Dinanzi alle violenze nelle strade e la crisi economica che dura da cinque anni e non lascia scampo, per molti venezuelani l’unica alternativa è la fuga. Secondo l’Organizzazione internazionale per le migrazioni dal 2015 a oggi, 1,6 milioni di venezuelani sono scappati, il 90% dei quali in altri Stati del Sud America. “Si sta determinando una crisi che abbiamo già visto in altre parti del mondo, in particolare nel Mediterraneo”, sostiene l’Oim. Antonio Ledezma, ex sindaco di Caracas e leader del partito Accion Democratica, aveva lasciato il Venezuela quasi un anno fa, il 17 novembre scorso, poche settimane dopo essere uscito dal carcere avendo ottenuto i domiciliari. Coperto da una rete di collaboratori, è andato prima in Colombia e da lì in Spagna, a Madrid. “In realtà, in questi otto mesi dalla Spagna ho viaggiato in più di venti Paesi per incontrare i venezuelani fuori dal nostro Paese, per organizzarci e non perdere l’auto-stima, per continuare nella lotta. In questo percorso ho ricevuto tanti attestati di solidarietà”.

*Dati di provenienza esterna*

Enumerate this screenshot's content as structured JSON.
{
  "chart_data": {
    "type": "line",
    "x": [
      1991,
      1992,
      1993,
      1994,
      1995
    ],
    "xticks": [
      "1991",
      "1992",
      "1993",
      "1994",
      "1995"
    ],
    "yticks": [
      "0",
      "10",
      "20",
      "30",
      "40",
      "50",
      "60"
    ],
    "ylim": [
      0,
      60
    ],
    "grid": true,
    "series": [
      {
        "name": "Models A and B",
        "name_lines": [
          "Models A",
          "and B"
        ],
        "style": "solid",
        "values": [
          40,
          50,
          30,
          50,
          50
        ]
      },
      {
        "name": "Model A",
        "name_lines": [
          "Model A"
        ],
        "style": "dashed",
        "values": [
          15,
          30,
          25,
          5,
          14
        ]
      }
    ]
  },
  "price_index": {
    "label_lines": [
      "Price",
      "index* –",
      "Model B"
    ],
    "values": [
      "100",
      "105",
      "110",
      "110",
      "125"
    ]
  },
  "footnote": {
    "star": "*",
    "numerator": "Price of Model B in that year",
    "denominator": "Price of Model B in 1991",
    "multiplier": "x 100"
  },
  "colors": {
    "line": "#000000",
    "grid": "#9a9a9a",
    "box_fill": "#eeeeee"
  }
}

Cosa sta accadendo oggi in Venezuela?
Una catastrofe, senza paragoni con altri scenari attuali. Il Paese è in bancarotta e col passare del tempo il baratro si avvicina ed è senza ritorno. A tenerlo paradossalmente in vita è il popolo che resiste, con le unghie e con i denti.
Rispetto agli scontri nelle strade tra esercito e manifestanti, alle vittime dell’estate scorsa, ora le cose sono peggiorate?
Senza alcun dubbio. Chi si sveglia al mattino in Venezuela oggi sa che potrà andare solo peggio. Gli scontri sono diminuiti, ma l’inflazione ha raggiunto picchi incredibili e la svalutazione della moneta è al 4-5mila per cento.
A proposito di moneta, cosa pensa dell’introduzione del Petro?
Maduro ha introdotto una moneta illegale. È nello stile autoritario del dittatore, capace di giocare con la politica monetaria, di convertire la banca centrale venezuelana in un’impresa buona solo per stampare denaro e aumentare l’iperinflazione.
Sul presunto attacco terroristico al presidente con i droni del 5 agosto, quale idea si è fatto?
Considerate chiuse tutte le strade del dialogo col regime, ad ogni livello, compreso quello elettorale, le uniche alternative sono soluzioni radicali, quindi violente.
Anche questa è opposizione?
Mai appoggiato la violenza, neppure adesso. Tuttavia, lo scenario prevede al momento una lotta intestina nel Paese, una resistenza il cui scopo è condurre ad un processo civile di rivoluzione popolare contro la tirannia. L’obiettivo sono elezioni davvero libere. Esiste un’agenda politica combinata, tra i movimenti interni e la diaspora. Noi facciamo pressione affinché l’Unione Europea, gli Stati Uniti, il Canada e così via aumentino le sanzioni verso il regime di Maduro. Al tempo stesso è urgente attivare il settore umanitario per far fronte alla crisi quotidiana.
Sarebbe pronto a rientrare?
Ora è un sogno, per me e i milioni di connazionali sparsi in tutto il mondo. La diaspora ha raggiunto il 12% della popolazione, milioni di persone, la più grande migrazione del pianeta degli ultimi decenni. La crisi in Venezuela uccide per fame, per disoccupazione, per mancanza di medicina. Tra chi scappa c’è la parte buona della società, i migliori talenti.
Lei ha vissuto tutto il periodo di Chávez e la transizione con Maduro: quali le differenze ritiene vi siano tra i due leader?
Chávez era un impostore carismatico, un populista che ha fatto dell’antipolitica lo strumento per salire al potere. Maduro è un politico con molti limiti, ma più sanguinario del suo predecessore.